Sergiy Shein compte sur ce que les autorités du district et de la région vont comprendre l’importance touristique d’Olbia, et contribueront à la promouvoir.
— J’attends qu’Olbia devienne une perle touristique régionale. Pourtant, il faut tailler la pierre, pour qu’il soit une pierre précieuse. Il n’y a pas beaucoup de régions qui peuvent se vanter qu’une partie de Grèce se trouve sur son territoire.

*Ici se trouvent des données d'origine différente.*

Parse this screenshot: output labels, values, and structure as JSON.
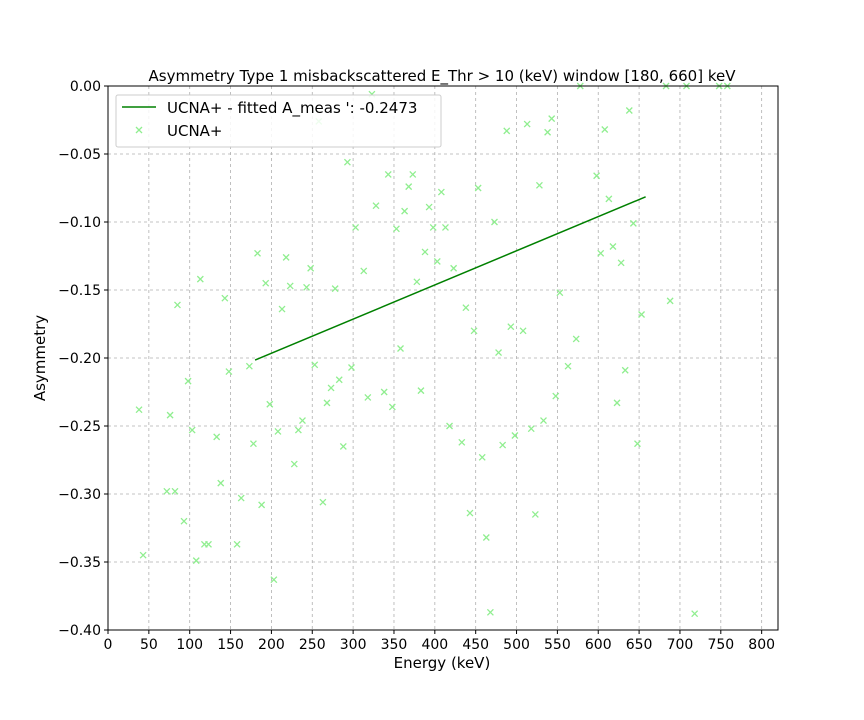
{
  "chart_data": {
    "type": "scatter",
    "title": "Asymmetry Type 1 misbackscattered E_Thr > 10 (keV) window [180, 660] keV",
    "xlabel": "Energy (keV)",
    "ylabel": "Asymmetry",
    "xlim": [
      0,
      820
    ],
    "ylim": [
      -0.4,
      0.0
    ],
    "xticks": [
      0,
      50,
      100,
      150,
      200,
      250,
      300,
      350,
      400,
      450,
      500,
      550,
      600,
      650,
      700,
      750,
      800
    ],
    "yticks": [
      0.0,
      -0.05,
      -0.1,
      -0.15,
      -0.2,
      -0.25,
      -0.3,
      -0.35,
      -0.4
    ],
    "xtick_labels": [
      "0",
      "50",
      "100",
      "150",
      "200",
      "250",
      "300",
      "350",
      "400",
      "450",
      "500",
      "550",
      "600",
      "650",
      "700",
      "750",
      "800"
    ],
    "ytick_labels": [
      "0.00",
      "−0.05",
      "−0.10",
      "−0.15",
      "−0.20",
      "−0.25",
      "−0.30",
      "−0.35",
      "−0.40"
    ],
    "grid": true,
    "legend_position": "top-left",
    "colors": {
      "fit": "#008000",
      "points": "#90ee90"
    },
    "series": [
      {
        "name": "UCNA+ - fitted A_meas ': -0.2473",
        "kind": "line",
        "x": [
          180,
          658
        ],
        "y": [
          -0.2015,
          -0.0815
        ]
      },
      {
        "name": "UCNA+",
        "kind": "scatter",
        "x": [
          38,
          43,
          72,
          76,
          82,
          85,
          93,
          98,
          103,
          108,
          113,
          118,
          123,
          133,
          138,
          143,
          148,
          158,
          163,
          173,
          178,
          183,
          188,
          193,
          198,
          203,
          208,
          213,
          218,
          223,
          228,
          233,
          238,
          243,
          248,
          253,
          258,
          263,
          268,
          273,
          278,
          283,
          288,
          293,
          298,
          303,
          313,
          318,
          323,
          328,
          338,
          343,
          348,
          353,
          358,
          363,
          368,
          373,
          378,
          383,
          388,
          393,
          398,
          403,
          408,
          413,
          418,
          423,
          433,
          438,
          443,
          448,
          453,
          458,
          463,
          468,
          473,
          478,
          483,
          488,
          493,
          498,
          508,
          513,
          518,
          523,
          528,
          533,
          538,
          543,
          548,
          553,
          563,
          573,
          578,
          598,
          603,
          608,
          613,
          618,
          623,
          628,
          633,
          638,
          643,
          648,
          653,
          683,
          688,
          708,
          718,
          748,
          758
        ],
        "y": [
          -0.238,
          -0.345,
          -0.298,
          -0.242,
          -0.298,
          -0.161,
          -0.32,
          -0.217,
          -0.253,
          -0.349,
          -0.142,
          -0.337,
          -0.337,
          -0.258,
          -0.292,
          -0.156,
          -0.21,
          -0.337,
          -0.303,
          -0.206,
          -0.263,
          -0.123,
          -0.308,
          -0.145,
          -0.234,
          -0.363,
          -0.254,
          -0.164,
          -0.126,
          -0.147,
          -0.278,
          -0.253,
          -0.246,
          -0.148,
          -0.134,
          -0.205,
          -0.026,
          -0.306,
          -0.233,
          -0.222,
          -0.149,
          -0.216,
          -0.265,
          -0.056,
          -0.207,
          -0.104,
          -0.136,
          -0.229,
          -0.006,
          -0.088,
          -0.225,
          -0.065,
          -0.236,
          -0.105,
          -0.193,
          -0.092,
          -0.074,
          -0.065,
          -0.144,
          -0.224,
          -0.122,
          -0.089,
          -0.104,
          -0.129,
          -0.078,
          -0.104,
          -0.25,
          -0.134,
          -0.262,
          -0.163,
          -0.314,
          -0.18,
          -0.075,
          -0.273,
          -0.332,
          -0.387,
          -0.1,
          -0.196,
          -0.264,
          -0.033,
          -0.177,
          -0.257,
          -0.18,
          -0.028,
          -0.252,
          -0.315,
          -0.073,
          -0.246,
          -0.034,
          -0.024,
          -0.228,
          -0.152,
          -0.206,
          -0.186,
          0.0,
          -0.066,
          -0.123,
          -0.032,
          -0.083,
          -0.118,
          -0.233,
          -0.13,
          -0.209,
          -0.018,
          -0.101,
          -0.263,
          -0.168,
          0.0,
          -0.158,
          0.0,
          -0.388,
          0.0,
          0.0
        ]
      }
    ]
  }
}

C’est notre histoire et notre avenir.
Sergiy se rappelle qu’une fois, des touristes grecs ont visité Olbia :
— Ils ont presque embrassé des pierres ici. Nous avons été très surpris de voir à quel point les gens respectent leur culture et histoire.
Le printemps, selon le directeur, est la meilleure saison pour visiter la réserve. Il y a un choix des excursions guidées, d‘écotourisme, ainsi que des vacances en famille.
— Le mois d’avril ou de mai est le meilleur moment pour venir ici. À ce temps-là, vous pourriez sentir toutes les odeurs des fleurs sauvages et d’herbes des steppes. On peut respirer à pleins poumons et ressentir des parfums doux des steppes. Olbia est un vrai « Klondike » biologique.